A grand set of stairs, decorated by William Hogarth, in the historic part of Barts Hospital are to be restored, thanks to a £4.9 million grant from the National Lottery Heritage Fund.

Photo (c) Matthew Andrews

The Grade I listed North Wing was built in 1730-32 to house the financial and management functions of the hospital, with patient care provided in the other wings of the hospital, as it still is today.

Funded entirely by donations, the hospital created a series of grand rooms to entertain donors and officials. Part of that included an impressive staircase, which the hospital Governors wanted to have decorated.

Having been born in nearby Bartholomew Close, which until recent redevelopment had contained many of the medical school buildings, Hogarth was incensed to discover that Italian painter, Jacopo Amigoni, had been approached to provide the artwork for the staircase. Hogarth then offered his services free of charge, and set about creating these unique paintings. Hogarth had never before attempted anything of this scale, and his biblical scenes include sympathetic portraits of people suffering from disease and injury, drawn from the real life.

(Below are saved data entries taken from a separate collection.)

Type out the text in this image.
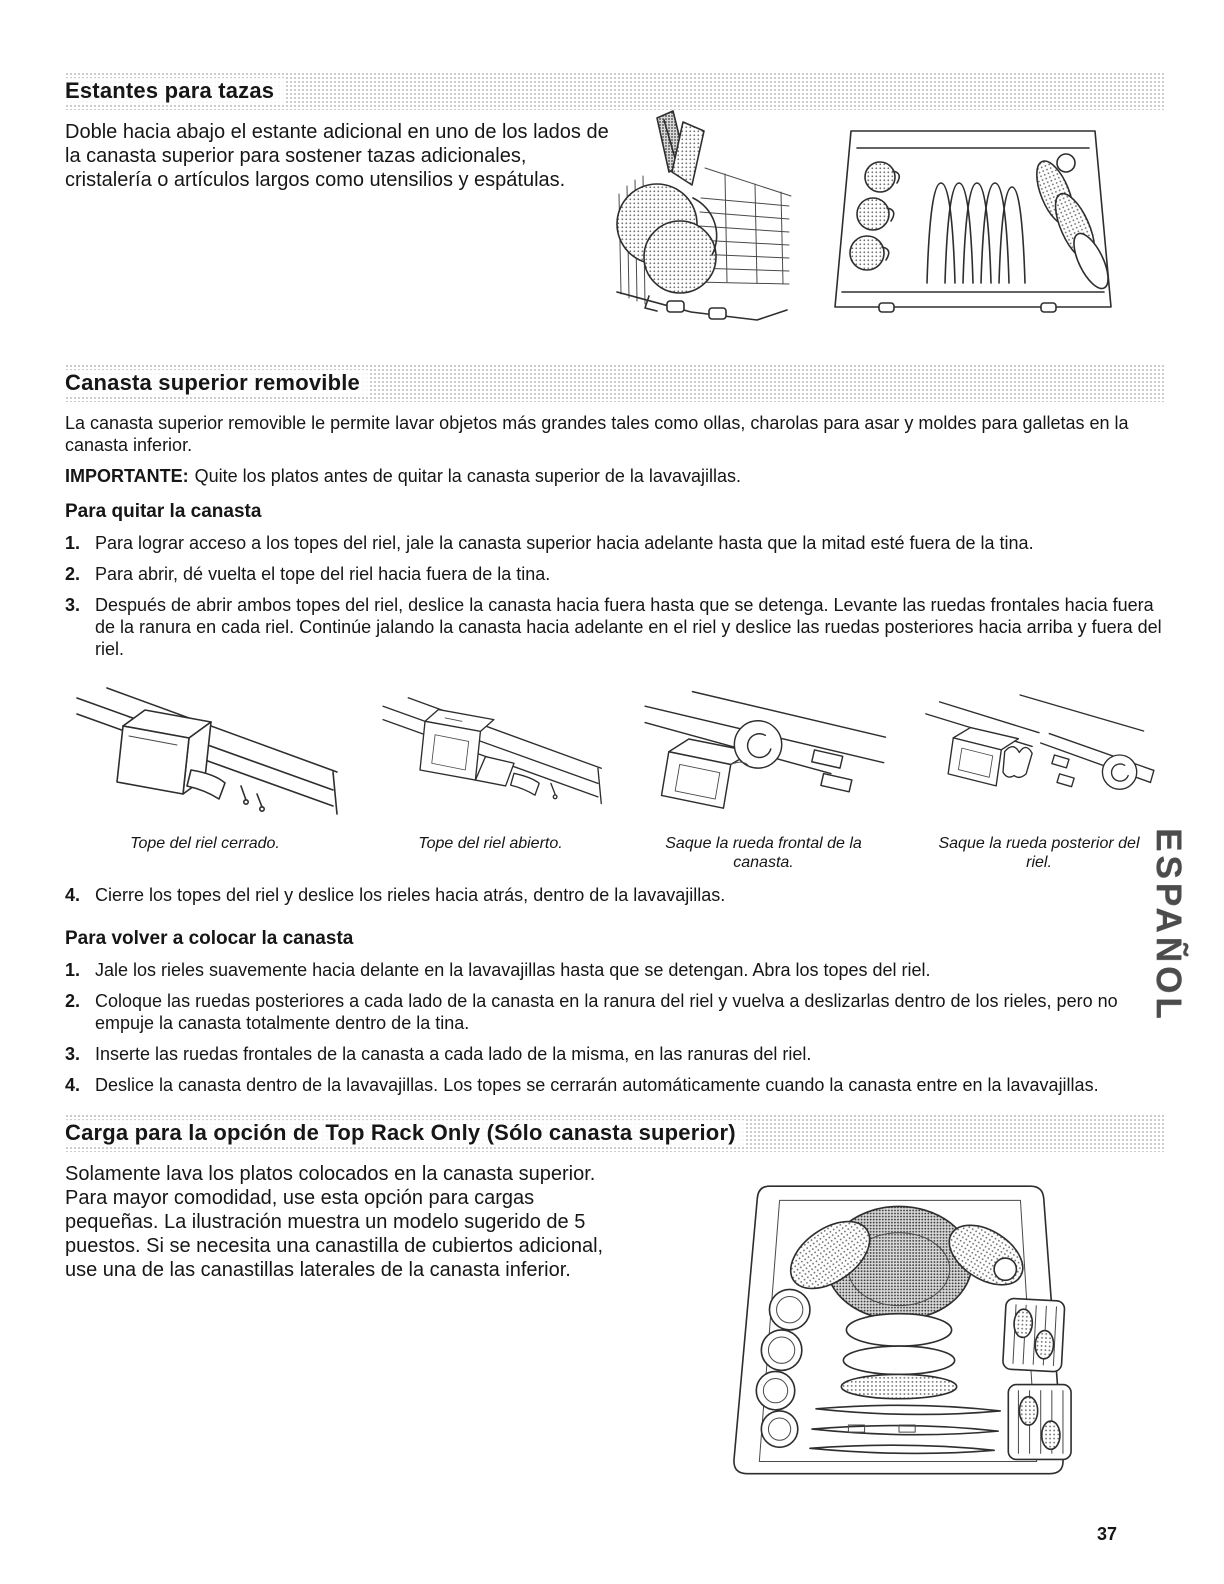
Estantes para tazas

Doble hacia abajo el estante adicional en uno de los lados de la canasta superior para sostener tazas adicionales, cristalería o artículos largos como utensilios y espátulas.

Canasta superior removible

La canasta superior removible le permite lavar objetos más grandes tales como ollas, charolas para asar y moldes para galletas en la canasta inferior.

IMPORTANTE: Quite los platos antes de quitar la canasta superior de la lavavajillas.

Para quitar la canasta
1. Para lograr acceso a los topes del riel, jale la canasta superior hacia adelante hasta que la mitad esté fuera de la tina.
2. Para abrir, dé vuelta el tope del riel hacia fuera de la tina.
3. Después de abrir ambos topes del riel, deslice la canasta hacia fuera hasta que se detenga. Levante las ruedas frontales hacia fuera de la ranura en cada riel. Continúe jalando la canasta hacia adelante en el riel y deslice las ruedas posteriores hacia arriba y fuera del riel.
Tope del riel cerrado.	Tope del riel abierto.	Saque la rueda frontal de la canasta.
Saque la rueda posterior del riel.
4. Cierre los topes del riel y deslice los rieles hacia atrás, dentro de la lavavajillas.
Para volver a colocar la canasta
1. Jale los rieles suavemente hacia delante en la lavavajillas hasta que se detengan. Abra los topes del riel.
2. Coloque las ruedas posteriores a cada lado de la canasta en la ranura del riel y vuelva a deslizarlas dentro de los rieles, pero no empuje la canasta totalmente dentro de la tina.
3. Inserte las ruedas frontales de la canasta a cada lado de la misma, en las ranuras del riel.
4. Deslice la canasta dentro de la lavavajillas. Los topes se cerrarán automáticamente cuando la canasta entre en la lavavajillas.
Carga para la opción de Top Rack Only (Sólo canasta superior)

Solamente lava los platos colocados en la canasta superior. Para mayor comodidad, use esta opción para cargas pequeñas. La ilustración muestra un modelo sugerido de 5 puestos. Si se necesita una canastilla de cubiertos adicional, use una de las canastillas laterales de la canasta inferior.

ESPAÑOL
37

What is now known as the Hogarth Stair is decorated with canvases painted by William Hogarth depicting two Biblical stories – The Pool of Bethesda and The Good Samaritan – featuring figures approximately seven feet high.

Hogarth’s paintings encapsulate the ideals of care and healing on which the Hospital was founded. The characters portrayed in the Pool of Bethesda are thought to be patients from the hospital, many of whose conditions are recognisable to the trained eye, and the painting is still used as an educational tool today, including by Barts anaesthetists as a means to encourage empathy.

Both the Hogarth canvasses are in reasonable condition, however, specialist cleaning and conservation are required in order to remedy structural issues caused by the wooden ‘stretcher’ framework behind.

Photo (c) Matthew Andrews

The stair hall itself will undergo extensive work to restore it to its former glory such as repairing and strengthening the timber staircase and conserving the magnificent 18th century chandelier.

There will also provide an opportunity for public access during the works.

Will Palin, CEO of Barts Heritage said: “The Hogarth Stair is a genuine ‘hidden treasure’ and is just one element of our ambitious project combining the much-needed restoration of the one of the most important historic hospital buildings in the UK with a pioneering heritage and health programme. We are thrilled to have secured this transformative grant from the Heritage Fund and look forward to welcoming the public both during restoration works and after the project is complete. We would like to thank National Lottery players for helping to make our vision a reality on the 900th anniversary of St Bartholomew’s Hospital.”

Photo (c) Matthew Andrews

The restoration is part of a wider project to open up the North Wing to the public.